There was an excuse in him somewhere, but he had forgotten it. Something about being mugged, knives, police reports, losing his phone. Why was his mind blanking? All he needed was a good excuse, he’d talked himself out of worse. He had done it the last time he was late, telling Principal Lamport that his dog—he didn’t own a dog—got into a box of chocolates someone had bought him for Valentine’s Day and needed to be rushed to the vet. He was even later that time, not showing up until the end of seventh period.
“Ms. Lamport,” said Ant. “Will you please excuse us for a moment? Me and Penelope just need some privacy. Something bad has happened.” He stared at the ring on Penelope’s finger. “Something awful. Something terrible, and I need a moment to process it.” He took Penelope by the hand, being sure not to touch the ring lest he be tainted by it, and opened the door to her classroom.
Principal Lamport grabbed him by the sleeve of his shirt.
“You’re not going anywhere,” she said. “This isn’t how it works. You don’t make the rules here, Marston. I do.” She yanked harder.
And then Ant shoved her, so hard that she flew across the hallway and crashed into the lockers on the other side. He grabbed Penelope and pulled her into the classroom, locking the door behind him.
The class was silent.
“I love you,” he said, turning to Penelope. The class started laughing.
“What the hell is wrong with you? This is not normal. Do you realize what you’ve done? What you’re doing?”
“I don’t care.”
She stepped back. “Do you want to hear the truth Ant? The God’s honest truth? I tried to let you down lightly, but obviously that method doesn’t work. You need things spelled out for you, like some kind of idiot. You were a rebound. Do you get it? A speed bump, a detour.
“You’re out of your mind. Exhibit A:” She made a sweeping gesture to the class, to the door, Principal Lamport on the other side pounding on it. Ant could see from the window that other teachers and students had gathered around outside in the hall.
“I only kept talking to you because I felt bad,” she continued. “And we work together. Although it doesn’t seem like that’s going to be the case for much longer.”
The pounding on the door stopped. Ant could hear talking from outside, keys jingling.

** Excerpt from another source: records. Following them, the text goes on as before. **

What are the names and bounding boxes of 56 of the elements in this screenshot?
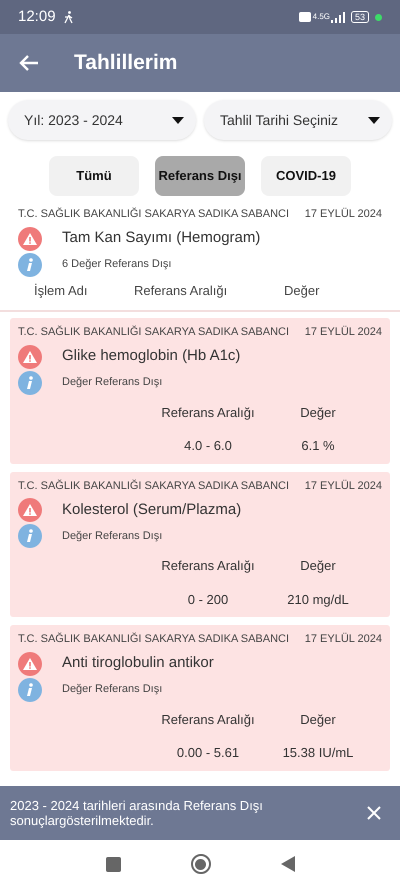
reference-range: 0.00 - 5.61 bbox=[176, 744, 240, 762]
reference-range: 4.0 - 6.0 bbox=[183, 437, 233, 455]
info-icon bbox=[18, 678, 42, 702]
warning-icon bbox=[18, 652, 42, 676]
caret-icon bbox=[368, 116, 380, 124]
home-button[interactable] bbox=[190, 854, 210, 874]
column-header: Değer bbox=[299, 710, 337, 729]
network-type: 4.5G bbox=[312, 13, 330, 21]
column-header: Değer bbox=[299, 404, 337, 422]
walking-icon bbox=[64, 10, 74, 24]
filter-tab[interactable]: Tümü bbox=[49, 156, 139, 196]
date-label: 17 EYLÜL 2024 bbox=[304, 206, 382, 222]
test-name: Tam Kan Sayımı (Hemogram) bbox=[62, 228, 260, 248]
column-header: İşlem Adı bbox=[34, 282, 88, 300]
column-header: Referans Aralığı bbox=[160, 710, 256, 729]
info-icon bbox=[18, 524, 42, 548]
result-value: 15.38 IU/mL bbox=[282, 744, 354, 762]
hospital-name: T.C. SAĞLIK BAKANLIĞI SAKARYA SADIKA SABANCI bbox=[18, 478, 290, 494]
dropdown[interactable]: Tahlil Tarihi Seçiniz bbox=[204, 100, 392, 140]
info-icon bbox=[18, 252, 42, 276]
hospital-name: T.C. SAĞLIK BAKANLIĞI SAKARYA SADIKA SABANCI bbox=[18, 206, 290, 222]
date-label: 17 EYLÜL 2024 bbox=[304, 478, 382, 494]
screen-title: Tahlillerim bbox=[74, 50, 178, 76]
caret-icon bbox=[172, 116, 184, 124]
hospital-name: T.C. SAĞLIK BAKANLIĞI SAKARYA SADIKA SABANCI bbox=[18, 324, 290, 340]
hospital-name: T.C. SAĞLIK BAKANLIĞI SAKARYA SADIKA SABANCI bbox=[18, 632, 290, 647]
filter-tab[interactable]: COVID-19 bbox=[261, 156, 351, 196]
result-value: 210 mg/dL bbox=[286, 590, 350, 609]
out-of-range-note: Değer Referans Dışı bbox=[62, 375, 162, 390]
dropdown[interactable]: Yıl: 2023 - 2024 bbox=[8, 100, 196, 140]
reference-range: 0 - 200 bbox=[186, 590, 230, 608]
back-nav-button[interactable] bbox=[280, 856, 294, 872]
info-icon bbox=[18, 370, 42, 394]
column-header: Referans Aralığı bbox=[160, 557, 256, 575]
status-time: 12:09 bbox=[18, 6, 56, 27]
column-header: Referans Aralığı bbox=[160, 404, 256, 422]
column-header: Değer bbox=[284, 282, 320, 300]
result-value: 6.1 % bbox=[300, 437, 336, 455]
test-name: Anti tiroglobulin antikor bbox=[62, 653, 214, 674]
out-of-range-note: 6 Değer Referans Dışı bbox=[62, 257, 172, 272]
snackbar-message: 2023 - 2024 tarihleri arasında Referans Dışı sonuçlargösterilmektedir. bbox=[10, 798, 264, 828]
recents-button[interactable] bbox=[106, 856, 120, 872]
warning-icon bbox=[18, 344, 42, 368]
out-of-range-note: Değer Referans Dışı bbox=[62, 682, 162, 698]
signal-icon bbox=[330, 12, 345, 22]
out-of-range-note: Değer Referans Dışı bbox=[62, 528, 162, 544]
filter-tab[interactable]: Referans Dışı bbox=[155, 156, 245, 196]
column-header: Değer bbox=[299, 557, 337, 575]
test-name: Glike hemoglobin (Hb A1c) bbox=[62, 346, 240, 366]
date-label: 17 EYLÜL 2024 bbox=[304, 632, 382, 647]
battery-indicator: 53 bbox=[350, 11, 369, 23]
warning-icon bbox=[18, 498, 42, 522]
test-name: Kolesterol (Serum/Plazma) bbox=[62, 500, 242, 520]
column-header: Referans Aralığı bbox=[134, 282, 228, 300]
warning-icon bbox=[18, 226, 42, 250]
date-label: 17 EYLÜL 2024 bbox=[304, 324, 382, 340]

“Leave me the fuck alone, Ant.”
The door flew open. Three security guards charged through, tackling Ant and pinning him against the floor. The students were crowding around them, laughing, cheering, jeering, taking pictures and videos with their phones.
“WorldStar!” a student yelled.
Ant had no idea that the school’s security guards carried handcuffs. His hands were behind his back and he felt them going numb.

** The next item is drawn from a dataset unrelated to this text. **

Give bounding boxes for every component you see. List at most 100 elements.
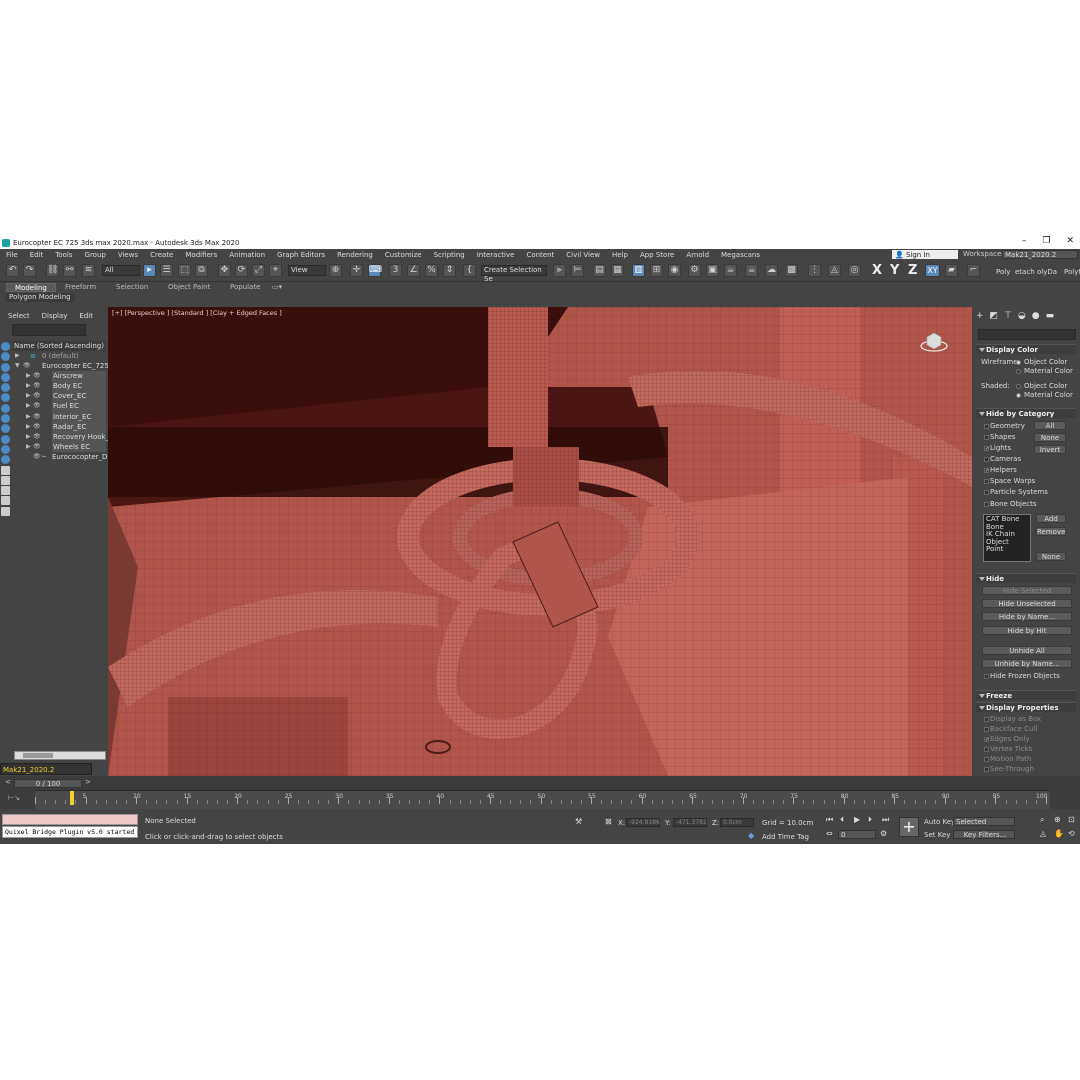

They pulled him down the hallway. It was lined with students, aids, janitors, teachers. Everybody was watching. He looked back and saw Penelope from the doorway of her classroom. He could have sworn that she was crying, that she was having a moment of regret. She still loved him. She must have. Their love was a real, genuine thing, after all. She was just angry with him, and people say hurtful things when they’re angry. Things that they don’t mean. One day they’d laugh and tell their kids about how crazy he used to be, about the things he would do because he loved Mommy. The security guards dragged him around the corner.